Microsoft Says it Released 30 Responsible AI Tools Last Year - Latest Global News

Microsoft Says it Released 30 Responsible AI Tools Last Year

Microsoft shared its responsible artificial intelligence practices over the past year in an inaugural report, including releasing 30 responsible AI tools with over 100 features to support AI developed by its customers.

The companys Responsible AI Transparency Report is and is focused on its efforts to develop, support and advance AI products responsibly Part of Microsoft’s commitments after signing a voluntary agreement with the White House in July. Microsoft also announced that it grew its responsible AI team from 350 to over 400 people in the second half of last year – an increase of 16.6%.

“As a company at the forefront of AI research and technology, we are committed to sharing our practices with the public as they evolve,” said Brad Smith, vice chairman and president of Microsoft, and Natasha Crampton, AI officer in charge a statement. “This report allows us to share our mature practices, reflect on what we have learned, set our goals, hold ourselves accountable and earn the public’s trust.”

Microsoft said its responsible AI tools are designed to “map and measure AI risks” and then manage them with remediation, real-time detection and filtering, and ongoing monitoring.

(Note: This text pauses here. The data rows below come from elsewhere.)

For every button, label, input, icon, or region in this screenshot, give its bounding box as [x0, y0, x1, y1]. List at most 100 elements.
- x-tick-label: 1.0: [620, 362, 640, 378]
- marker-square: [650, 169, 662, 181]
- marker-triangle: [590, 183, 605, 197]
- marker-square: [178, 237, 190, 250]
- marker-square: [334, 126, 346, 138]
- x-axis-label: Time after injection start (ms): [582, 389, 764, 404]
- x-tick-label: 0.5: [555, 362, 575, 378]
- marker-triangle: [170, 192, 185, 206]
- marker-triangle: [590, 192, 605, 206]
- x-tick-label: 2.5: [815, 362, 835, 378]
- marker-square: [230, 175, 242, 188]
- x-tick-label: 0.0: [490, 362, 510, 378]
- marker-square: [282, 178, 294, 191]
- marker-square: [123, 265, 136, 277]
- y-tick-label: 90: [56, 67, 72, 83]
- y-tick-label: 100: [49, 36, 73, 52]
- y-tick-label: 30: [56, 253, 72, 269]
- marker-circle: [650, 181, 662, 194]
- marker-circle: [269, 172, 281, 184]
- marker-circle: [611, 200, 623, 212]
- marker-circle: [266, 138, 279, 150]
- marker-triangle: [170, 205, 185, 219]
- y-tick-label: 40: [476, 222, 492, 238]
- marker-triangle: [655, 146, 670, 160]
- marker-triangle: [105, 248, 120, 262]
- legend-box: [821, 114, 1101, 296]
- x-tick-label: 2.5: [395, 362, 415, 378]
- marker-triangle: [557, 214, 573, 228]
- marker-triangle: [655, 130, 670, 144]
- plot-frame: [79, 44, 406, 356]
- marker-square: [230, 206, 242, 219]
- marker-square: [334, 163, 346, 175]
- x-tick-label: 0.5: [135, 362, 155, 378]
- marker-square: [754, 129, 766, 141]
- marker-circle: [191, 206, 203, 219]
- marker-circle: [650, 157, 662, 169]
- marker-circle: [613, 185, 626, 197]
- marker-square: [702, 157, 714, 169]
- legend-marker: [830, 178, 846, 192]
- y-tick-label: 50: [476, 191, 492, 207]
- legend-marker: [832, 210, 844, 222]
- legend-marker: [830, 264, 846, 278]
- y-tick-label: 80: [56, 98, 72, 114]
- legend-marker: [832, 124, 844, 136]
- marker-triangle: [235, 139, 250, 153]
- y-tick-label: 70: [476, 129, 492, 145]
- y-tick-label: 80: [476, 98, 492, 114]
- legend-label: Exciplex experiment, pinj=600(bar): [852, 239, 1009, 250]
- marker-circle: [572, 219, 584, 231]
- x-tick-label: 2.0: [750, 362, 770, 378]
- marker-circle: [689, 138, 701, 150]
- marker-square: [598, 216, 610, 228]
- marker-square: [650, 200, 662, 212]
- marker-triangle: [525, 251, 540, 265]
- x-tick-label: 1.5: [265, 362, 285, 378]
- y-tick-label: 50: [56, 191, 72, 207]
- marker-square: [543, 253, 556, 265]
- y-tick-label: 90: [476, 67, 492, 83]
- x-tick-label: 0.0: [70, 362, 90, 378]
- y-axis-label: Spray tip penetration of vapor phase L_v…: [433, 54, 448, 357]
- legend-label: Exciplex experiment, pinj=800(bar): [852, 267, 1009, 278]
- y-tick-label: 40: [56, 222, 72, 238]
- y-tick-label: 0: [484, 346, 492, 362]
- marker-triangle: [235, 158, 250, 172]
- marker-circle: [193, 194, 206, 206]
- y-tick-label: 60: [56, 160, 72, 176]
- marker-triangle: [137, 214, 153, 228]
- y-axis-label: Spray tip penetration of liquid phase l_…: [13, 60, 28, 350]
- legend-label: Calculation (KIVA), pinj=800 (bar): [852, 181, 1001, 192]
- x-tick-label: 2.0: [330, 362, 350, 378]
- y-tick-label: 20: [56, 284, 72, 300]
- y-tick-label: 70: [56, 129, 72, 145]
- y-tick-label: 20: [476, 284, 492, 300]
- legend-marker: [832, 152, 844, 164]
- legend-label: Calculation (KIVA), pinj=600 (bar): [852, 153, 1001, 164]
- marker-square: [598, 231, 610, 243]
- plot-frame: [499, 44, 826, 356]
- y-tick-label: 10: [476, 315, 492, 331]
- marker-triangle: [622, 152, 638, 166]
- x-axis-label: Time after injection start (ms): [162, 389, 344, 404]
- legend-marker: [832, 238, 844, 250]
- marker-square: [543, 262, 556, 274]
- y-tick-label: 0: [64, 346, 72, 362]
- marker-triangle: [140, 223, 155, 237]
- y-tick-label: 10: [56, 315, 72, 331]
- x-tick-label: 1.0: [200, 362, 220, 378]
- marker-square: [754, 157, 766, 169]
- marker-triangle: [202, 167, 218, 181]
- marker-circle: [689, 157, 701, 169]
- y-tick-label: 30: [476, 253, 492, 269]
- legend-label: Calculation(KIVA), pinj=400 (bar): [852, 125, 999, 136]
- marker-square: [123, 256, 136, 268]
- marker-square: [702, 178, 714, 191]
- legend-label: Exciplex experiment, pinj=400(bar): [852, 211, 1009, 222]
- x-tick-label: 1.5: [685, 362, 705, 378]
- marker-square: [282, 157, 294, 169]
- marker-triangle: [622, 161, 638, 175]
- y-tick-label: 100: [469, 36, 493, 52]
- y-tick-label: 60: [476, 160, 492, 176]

In February, Microsoft released Open Access Red teaming tool called Python Risk Identification Tool (PyRIT) for generative AI, which enables security experts and machine learning engineers to identify risks in their generative AI products.

In November, the company released a series of generative AI assessment tools Azure AI Studio, where Microsoft customers build their own generative AI modelsto enable customers to evaluate their models on basic quality metrics, including Down-to-earth – or how well a model’s generated response matches its source material. In March, these tools were expanded to address security risks including hateful, violent, sexual and self-harm content, as well as jailbreaking methods such as immediate injectionsThis involves feeding instructions to a large language model (LLM) that can result in confidential information being lost or misinformation being spread.

Despite these efforts, Microsoft’s AI team has had to deal with numerous incidents involving its AI models over the past year. In March, the Copilot AI chatbot from Microsoft said one user: “Maybe you have nothing to live for.” after the user, a data scientist at Meta, asked Copilot if he should “just break up.” Microsoft said the data scientist attempted to manipulate the chatbot to generate inappropriate responses, which the data scientist denied.

Last October, Microsoft’s Bing image generator allowed users to generate photos of popular characters, including Kirby and Spongebob. Planes fly into the Twin Towers. After its Bing AI chatbot (Copilot’s predecessor) was released in February last year, one user was on board able to make the chatbot say “Heil Hitler”..”

“There is no finish line for responsible AI. And while this report does not contain all the answers, we are committed to sharing our findings early and often and engaging in robust dialogue about responsible AI practices,” Smith and Crampton write in the report.